Under the proposed rule, participating providers must notify a beneficiary that they are participating in an ACO, and that the provider will be eligible to share in savings for improving quality of care while reducing overall costs and liability for losses when expenditures exceed a benchmark. The beneficiary may then elect to receive services from that participating provider or seek services elsewhere. The participating provider must also notify the beneficiary that the beneficiary's claims data may be shared with the ACO to facilitate coordination of care, and provide the beneficiary with the right to opt-out of these data sharing arrangements.

Fraud and Abuse Laws

Lastly, CMS and the OIG have issued a joint notice outlining proposals for waivers of the Stark Law, the Anti-Kickback Statute (AKS), and the Civil Monetary Penalties Law (CMP) necessary to carry out the provisions of the Program and to facilitate the operations of ACOs. CMS and OIG have proposed to waive these laws in three circumstances:

  • The distribution of shared savings payments received by an ACO to or among ACO participants;
  • An ACO's distribution of shared saving payments to other individuals or entities for activities necessary for and directly related to the ACO's participating in the Program; and
  • For the AKS and CMP only, certain financial relationships that are necessary for and directly related to the ACO's participation in the Program and fully comply with a Stark Law exception.
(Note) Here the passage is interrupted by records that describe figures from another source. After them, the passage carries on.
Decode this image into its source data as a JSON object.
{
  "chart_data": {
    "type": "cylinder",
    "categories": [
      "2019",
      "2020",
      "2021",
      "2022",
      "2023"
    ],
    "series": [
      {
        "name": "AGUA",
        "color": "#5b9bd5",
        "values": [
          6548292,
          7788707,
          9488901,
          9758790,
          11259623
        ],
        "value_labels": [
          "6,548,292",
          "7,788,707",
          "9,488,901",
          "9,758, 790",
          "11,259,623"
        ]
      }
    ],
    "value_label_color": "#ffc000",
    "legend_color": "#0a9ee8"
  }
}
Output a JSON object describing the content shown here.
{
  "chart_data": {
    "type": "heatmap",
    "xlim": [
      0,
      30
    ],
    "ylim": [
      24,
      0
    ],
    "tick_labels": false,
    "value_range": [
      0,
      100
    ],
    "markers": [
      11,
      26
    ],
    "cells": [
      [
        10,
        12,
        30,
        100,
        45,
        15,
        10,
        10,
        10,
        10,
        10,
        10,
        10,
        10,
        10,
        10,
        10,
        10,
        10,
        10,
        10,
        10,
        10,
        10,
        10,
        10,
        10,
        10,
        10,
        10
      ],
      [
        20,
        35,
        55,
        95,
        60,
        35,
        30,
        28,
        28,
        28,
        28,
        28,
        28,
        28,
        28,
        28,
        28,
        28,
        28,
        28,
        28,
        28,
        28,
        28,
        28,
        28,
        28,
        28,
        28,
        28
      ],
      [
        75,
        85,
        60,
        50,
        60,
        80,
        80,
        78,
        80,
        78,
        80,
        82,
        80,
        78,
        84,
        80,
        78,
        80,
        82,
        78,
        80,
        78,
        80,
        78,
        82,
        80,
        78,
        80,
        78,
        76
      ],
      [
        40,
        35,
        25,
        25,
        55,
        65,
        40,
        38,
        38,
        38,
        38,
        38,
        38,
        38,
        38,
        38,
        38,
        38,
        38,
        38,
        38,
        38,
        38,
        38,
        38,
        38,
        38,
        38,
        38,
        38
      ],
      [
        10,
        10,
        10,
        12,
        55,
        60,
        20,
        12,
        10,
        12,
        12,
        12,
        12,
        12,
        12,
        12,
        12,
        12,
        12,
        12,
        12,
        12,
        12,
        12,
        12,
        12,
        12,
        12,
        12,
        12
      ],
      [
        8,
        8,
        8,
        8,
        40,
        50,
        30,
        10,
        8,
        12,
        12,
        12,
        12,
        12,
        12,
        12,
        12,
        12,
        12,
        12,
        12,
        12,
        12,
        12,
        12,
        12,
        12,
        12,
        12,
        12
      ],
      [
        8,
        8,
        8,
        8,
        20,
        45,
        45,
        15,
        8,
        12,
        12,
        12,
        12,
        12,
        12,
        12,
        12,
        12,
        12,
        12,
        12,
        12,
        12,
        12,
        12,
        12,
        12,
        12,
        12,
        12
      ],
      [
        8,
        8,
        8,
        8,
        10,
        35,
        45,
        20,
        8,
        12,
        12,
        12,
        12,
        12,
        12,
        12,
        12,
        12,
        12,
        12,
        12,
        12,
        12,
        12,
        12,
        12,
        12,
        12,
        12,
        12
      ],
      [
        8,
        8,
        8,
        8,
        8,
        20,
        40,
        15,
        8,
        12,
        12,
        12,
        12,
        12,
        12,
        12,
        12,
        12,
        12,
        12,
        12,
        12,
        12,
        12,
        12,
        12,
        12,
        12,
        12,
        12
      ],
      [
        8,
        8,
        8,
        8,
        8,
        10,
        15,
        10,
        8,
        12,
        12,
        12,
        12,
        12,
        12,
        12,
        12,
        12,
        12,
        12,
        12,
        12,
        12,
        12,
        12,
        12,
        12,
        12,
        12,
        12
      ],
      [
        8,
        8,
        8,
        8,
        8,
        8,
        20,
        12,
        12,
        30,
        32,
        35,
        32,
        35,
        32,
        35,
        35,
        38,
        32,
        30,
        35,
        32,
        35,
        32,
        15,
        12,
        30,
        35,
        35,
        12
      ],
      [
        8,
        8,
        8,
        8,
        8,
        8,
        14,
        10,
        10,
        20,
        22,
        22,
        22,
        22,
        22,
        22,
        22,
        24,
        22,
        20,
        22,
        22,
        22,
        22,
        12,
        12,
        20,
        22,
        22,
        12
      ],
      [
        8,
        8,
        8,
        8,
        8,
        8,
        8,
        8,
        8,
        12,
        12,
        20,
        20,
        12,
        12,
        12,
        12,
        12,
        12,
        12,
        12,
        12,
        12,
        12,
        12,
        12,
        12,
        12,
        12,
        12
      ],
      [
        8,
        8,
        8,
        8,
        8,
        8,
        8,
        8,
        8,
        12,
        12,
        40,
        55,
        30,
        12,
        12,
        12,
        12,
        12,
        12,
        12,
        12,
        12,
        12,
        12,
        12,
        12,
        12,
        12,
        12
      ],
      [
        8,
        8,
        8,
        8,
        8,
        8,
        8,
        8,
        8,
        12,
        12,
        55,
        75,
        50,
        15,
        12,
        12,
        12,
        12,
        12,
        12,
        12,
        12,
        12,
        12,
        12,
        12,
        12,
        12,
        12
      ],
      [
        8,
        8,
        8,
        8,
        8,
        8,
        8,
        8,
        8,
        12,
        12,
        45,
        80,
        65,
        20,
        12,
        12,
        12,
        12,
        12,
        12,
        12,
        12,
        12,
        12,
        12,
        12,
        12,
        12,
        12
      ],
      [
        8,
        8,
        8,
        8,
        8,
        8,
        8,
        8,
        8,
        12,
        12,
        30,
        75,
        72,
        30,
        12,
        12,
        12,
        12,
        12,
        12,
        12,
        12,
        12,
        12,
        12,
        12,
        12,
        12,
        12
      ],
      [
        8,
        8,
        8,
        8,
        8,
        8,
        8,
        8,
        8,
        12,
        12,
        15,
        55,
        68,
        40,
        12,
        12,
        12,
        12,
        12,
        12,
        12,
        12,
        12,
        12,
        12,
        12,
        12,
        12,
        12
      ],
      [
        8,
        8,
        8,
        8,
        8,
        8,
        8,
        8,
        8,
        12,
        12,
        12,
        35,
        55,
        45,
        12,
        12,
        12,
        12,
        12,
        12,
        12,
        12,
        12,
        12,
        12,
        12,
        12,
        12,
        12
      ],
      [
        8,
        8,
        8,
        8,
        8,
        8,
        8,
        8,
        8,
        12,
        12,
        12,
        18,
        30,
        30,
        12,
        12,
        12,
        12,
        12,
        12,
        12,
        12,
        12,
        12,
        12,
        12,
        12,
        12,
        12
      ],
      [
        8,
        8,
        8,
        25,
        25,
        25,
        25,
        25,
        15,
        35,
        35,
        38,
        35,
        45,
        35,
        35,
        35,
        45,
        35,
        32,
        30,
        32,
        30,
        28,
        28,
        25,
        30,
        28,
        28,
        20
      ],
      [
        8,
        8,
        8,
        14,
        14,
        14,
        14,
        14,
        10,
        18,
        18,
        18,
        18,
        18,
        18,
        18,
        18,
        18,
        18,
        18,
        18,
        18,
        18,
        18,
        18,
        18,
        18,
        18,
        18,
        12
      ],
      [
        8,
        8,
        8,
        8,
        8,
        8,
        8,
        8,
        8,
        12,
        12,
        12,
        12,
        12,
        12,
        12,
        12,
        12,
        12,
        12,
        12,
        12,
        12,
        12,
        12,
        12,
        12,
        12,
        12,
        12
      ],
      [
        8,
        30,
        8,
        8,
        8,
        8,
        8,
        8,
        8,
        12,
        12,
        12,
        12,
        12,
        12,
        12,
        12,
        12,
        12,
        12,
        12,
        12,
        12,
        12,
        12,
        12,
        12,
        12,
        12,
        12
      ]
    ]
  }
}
These waivers would cover savings earned and financial relationships existing during the ACO agreement period. All financial arrangements not covered by a waiver would be required to comply with existing laws. Importantly, CMS does not intend to protect distributions of shared savings to referring physicians outside the ACO, unless those referring physicians are being compensated — using shared savings — for activities necessary for and directly related to the ACO's participation under the Program. Other financial relationships with referring physicians would need to comply with an existing Stark Law exception. CMS has requested comments regarding waivers for other financial arrangements and, for example, distributions received from private payers, the scope and duration of waivers, and safeguards necessary to protect federal health care programs and patients.